In 2002 Dr. Andrews and a biomechanics expert by the name of Glenn Fleisig presented their findings at the annual meeting of USA Baseball, the people in charge of all youth baseball programs in the country. Andrews tried to get the participants to come together about developing a unified set of rules that would ultimately protect the arms and health of these young pitchers. However, no one was really interested in what Dr. Andrews had to say, claiming that ” their own systems were working just fine.In other words, vague to no guidelines that have been responsible for this dramatic rise in overuse injuries in these kids is working just fine!

Of the group, the only ones who paid any kind of attention to Dr. Andrews and Glenn Fleisig was Little League Baseball. In the Spring of 2005 Little League became the first youth league to implement a pilot pitch-count program. Fifty of its’ member leagues took part and adopted a limit of 75 pitches per game for 11 & 12 year olds as well as a mandatory four days of rest for any kid throwing 61 pitches or more.
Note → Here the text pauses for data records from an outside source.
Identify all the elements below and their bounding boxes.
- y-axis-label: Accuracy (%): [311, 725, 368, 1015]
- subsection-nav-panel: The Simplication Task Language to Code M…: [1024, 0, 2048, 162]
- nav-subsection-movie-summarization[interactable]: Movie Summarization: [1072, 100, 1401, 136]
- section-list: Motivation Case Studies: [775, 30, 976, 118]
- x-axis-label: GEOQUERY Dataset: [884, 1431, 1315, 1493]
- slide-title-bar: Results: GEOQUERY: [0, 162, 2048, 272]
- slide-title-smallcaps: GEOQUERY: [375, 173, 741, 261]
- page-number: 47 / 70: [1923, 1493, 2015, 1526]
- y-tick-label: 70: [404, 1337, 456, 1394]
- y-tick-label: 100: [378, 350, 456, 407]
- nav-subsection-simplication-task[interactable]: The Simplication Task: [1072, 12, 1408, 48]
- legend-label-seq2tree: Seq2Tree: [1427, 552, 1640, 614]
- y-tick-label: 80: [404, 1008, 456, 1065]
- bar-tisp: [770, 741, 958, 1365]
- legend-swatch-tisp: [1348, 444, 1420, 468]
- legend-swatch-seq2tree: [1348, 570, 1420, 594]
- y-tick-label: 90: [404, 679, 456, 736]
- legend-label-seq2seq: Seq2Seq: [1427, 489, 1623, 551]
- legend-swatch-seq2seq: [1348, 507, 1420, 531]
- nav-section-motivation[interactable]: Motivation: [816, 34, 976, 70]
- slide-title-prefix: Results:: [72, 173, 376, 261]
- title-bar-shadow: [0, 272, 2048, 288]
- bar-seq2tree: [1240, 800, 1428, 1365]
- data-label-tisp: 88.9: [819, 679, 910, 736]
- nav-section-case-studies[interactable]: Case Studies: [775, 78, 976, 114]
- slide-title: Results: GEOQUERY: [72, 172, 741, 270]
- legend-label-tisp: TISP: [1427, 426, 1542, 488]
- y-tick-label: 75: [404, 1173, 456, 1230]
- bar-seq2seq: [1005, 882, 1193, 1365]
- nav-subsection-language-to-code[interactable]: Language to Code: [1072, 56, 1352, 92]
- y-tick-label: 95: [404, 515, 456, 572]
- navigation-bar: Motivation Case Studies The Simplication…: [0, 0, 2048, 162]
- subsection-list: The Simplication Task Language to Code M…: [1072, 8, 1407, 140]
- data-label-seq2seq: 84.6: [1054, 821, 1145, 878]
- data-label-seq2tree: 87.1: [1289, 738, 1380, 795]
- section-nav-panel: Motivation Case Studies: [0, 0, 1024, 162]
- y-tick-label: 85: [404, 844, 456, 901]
Unfortunately, right from the start Little League began to water down Dr. Andrews recommendations. Two years into the pilot program they increased the pitch count to 85 without consulting Andrews! The irony of that is that Dr. Andrews is listed on the Little League website as “the world’s foremost authority on pitching injuries.” Little League’s explanation for the move:

So, let me get this straight. “Responding to our membership so that a pitcher has a chance to throw a complete game” means that it is much more important for a kid to have a chance at throwing a complete game than it is to protect that child’s physical well-being! What’s that about? Winning and outcome are more important to “the membership” than the safety of these young kids!

The very next year when Little League rolled out the program to its’ entire membership, they cut the four day rest period in between games to three, once again without consulting Dr. Andrews! Why? Because the member leagues and volunteer coaches wanted to make it easier for pitchers to pitch more than one game a week! And who would know better about the welfare of these young kids’ arms than the volunteer coaches! Give me a break!

At the most recent Little League World Series, a 12 year old pitcher from Hawaii pitched four games in a space of 10 days, throwing 288 pitches, all within league rules. To put this in perspective, author Berler cited Red Sox ace Josh Beckett pitching two games and throwing 201 pitches over that same 10 day time period!

When asked to comment about the workload of these young pitchers, the head athletic trainer for the LA Dodgers, Stan Conte said,”We wouldn’t do that! A manager or coach would lose his job if he did. We look at a starting pitcher every five days – an older guy whose mechanics are good and, when everything’s right, is throwing 100 – 110 pitches per week. And this is with years of training!”

To be fair to Little League Baseball, at least they have partially adopted Dr. Andrews recommendations. That’s more than can be said for the other organizations under the USA Baseball umbrella. To me, the issue is quite clear. We are placing far too much emphasis on winning and meaningless statistics at the risk of our kids’ emotional and physical health. If the adults involved in youth sports can’t use their own common sense and the available research of world renown experts to guide their sports specific treatment of our kids, then who can we turn to to help us protect our children?